The major charge against Betsy DeVos—and certainly the one that the writers at "Saturday Night Live" recently ran with—was that she doesn’t know enough about “school” to be Secretary of Education. She hasn’t been a teacher, a principal, or a superintendent. She doesn’t know how to pick a curriculum, evaluate an instructor, or write an Individual Education Plan for students with disabilities.

All true. And if she were seeking employment as a teacher, a principal, or a superintendent, that experience gap would be damning. But she’s not.

President Trump selected her to be the U.S. Secretary of Education. That person’s job is to do education politics and policy—to work with members of Congress and governors, to understand how a bill becomes a law, to provide moral support to reformers as they fight it out in the states and at the local level. With her decades of involvement in politics, with policy makers and in the trenches of the parental choice movement, DeVos is an inspired choice for the job that the Senate confirmed her for today.

Which isn’t to say the millions of teachers and parents who flooded social media and the Congressional switchboard to urge her rejection had nothing to worry about. Especially during the Bush 43 and Obama years, the Secretary of Education has occupied a powerful role, one that has sought to influence almost every nook and cranny of education policy and practice.

Particularly under Obama’s education secretaries, the feds did indeed stick their noses into curriculum, teacher evaluation, and the intricacies of serving students with disabilities, as well as who can use which restroom.
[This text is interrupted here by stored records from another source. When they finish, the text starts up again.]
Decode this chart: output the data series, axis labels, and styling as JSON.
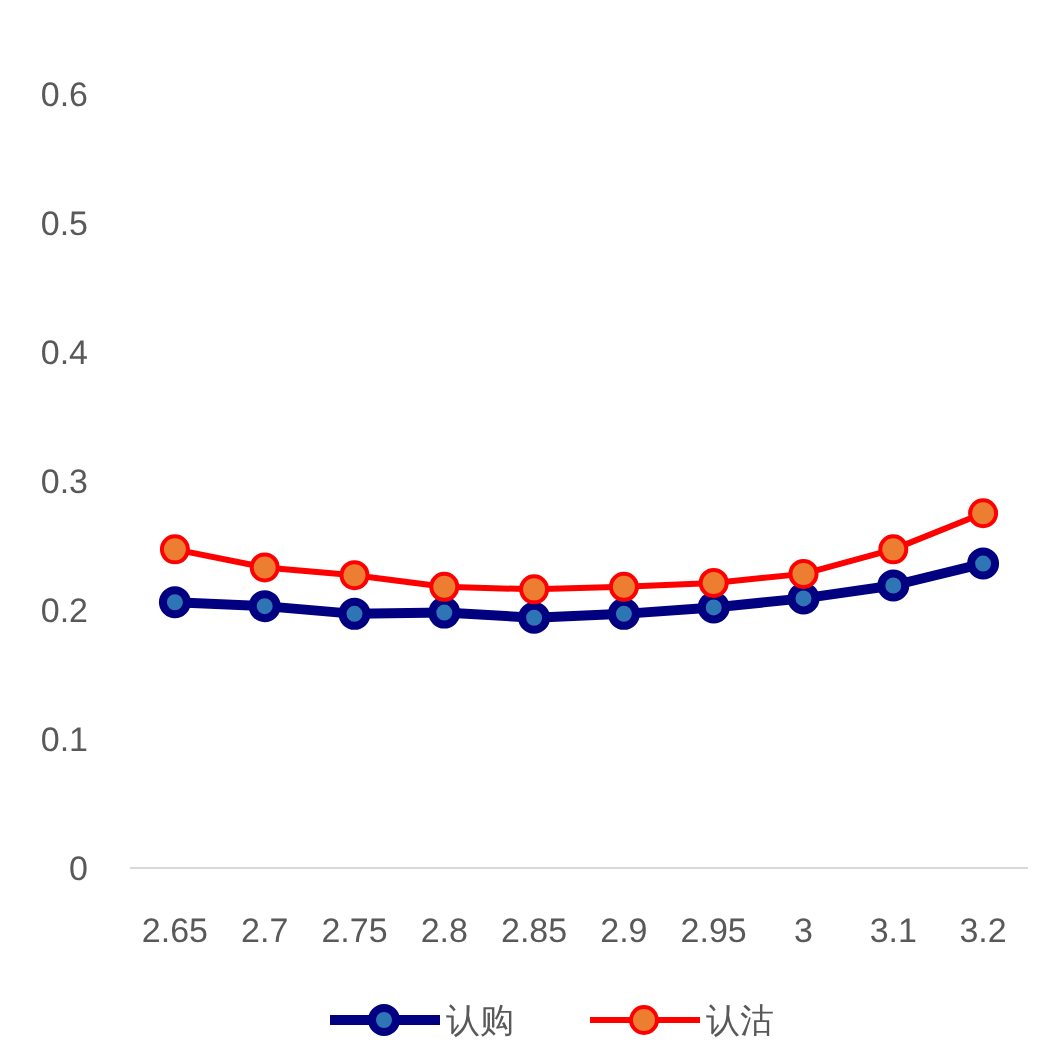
{
  "chart_data": {
    "type": "line",
    "categories": [
      "2.65",
      "2.7",
      "2.75",
      "2.8",
      "2.85",
      "2.9",
      "2.95",
      "3",
      "3.1",
      "3.2"
    ],
    "series": [
      {
        "name": "认购",
        "color": "#000080",
        "values": [
          0.206,
          0.203,
          0.197,
          0.198,
          0.194,
          0.197,
          0.202,
          0.209,
          0.219,
          0.236
        ]
      },
      {
        "name": "认沽",
        "color": "#ff0000",
        "values": [
          0.247,
          0.233,
          0.227,
          0.218,
          0.216,
          0.218,
          0.221,
          0.228,
          0.247,
          0.275
        ]
      }
    ],
    "ylim": [
      0,
      0.6
    ],
    "yticks": [
      0,
      0.1,
      0.2,
      0.3,
      0.4,
      0.5,
      0.6
    ],
    "marker": "circle",
    "line_style": "solid",
    "grid": false,
    "legend": "bottom"
  }
}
Anyone assuming that the future would be a linear extension of that past might have reason to fret about DeVos.

Well, the big change that’s coming isn’t the change of individuals. It’s the change in the Education Department’s role. It’s not that DeVos and her team will play the Obama-era melody in a different key. It’s that they won’t being playing those tunes at all.

During her confirmation process, DeVos promised time and again to shrink Uncle Sam’s impact on the nation’s schools—to devolve decisions back to states, communities, educators and parents. That’s in keeping with the mandate from Congress, which just over a year ago updated the major K-12 law to expressly limit the federal role in education.

The grassroots energy around the DeVos confirmation fight demonstrates that Americans care deeply about their schools. That’s good news. The even better news is that parents and teachers can now focus that energy on changing policies closer to home, where the action is, rather than in Washington, D.C. And the U.S. Department of Education can go back to being the sleepy agency it was always meant to be.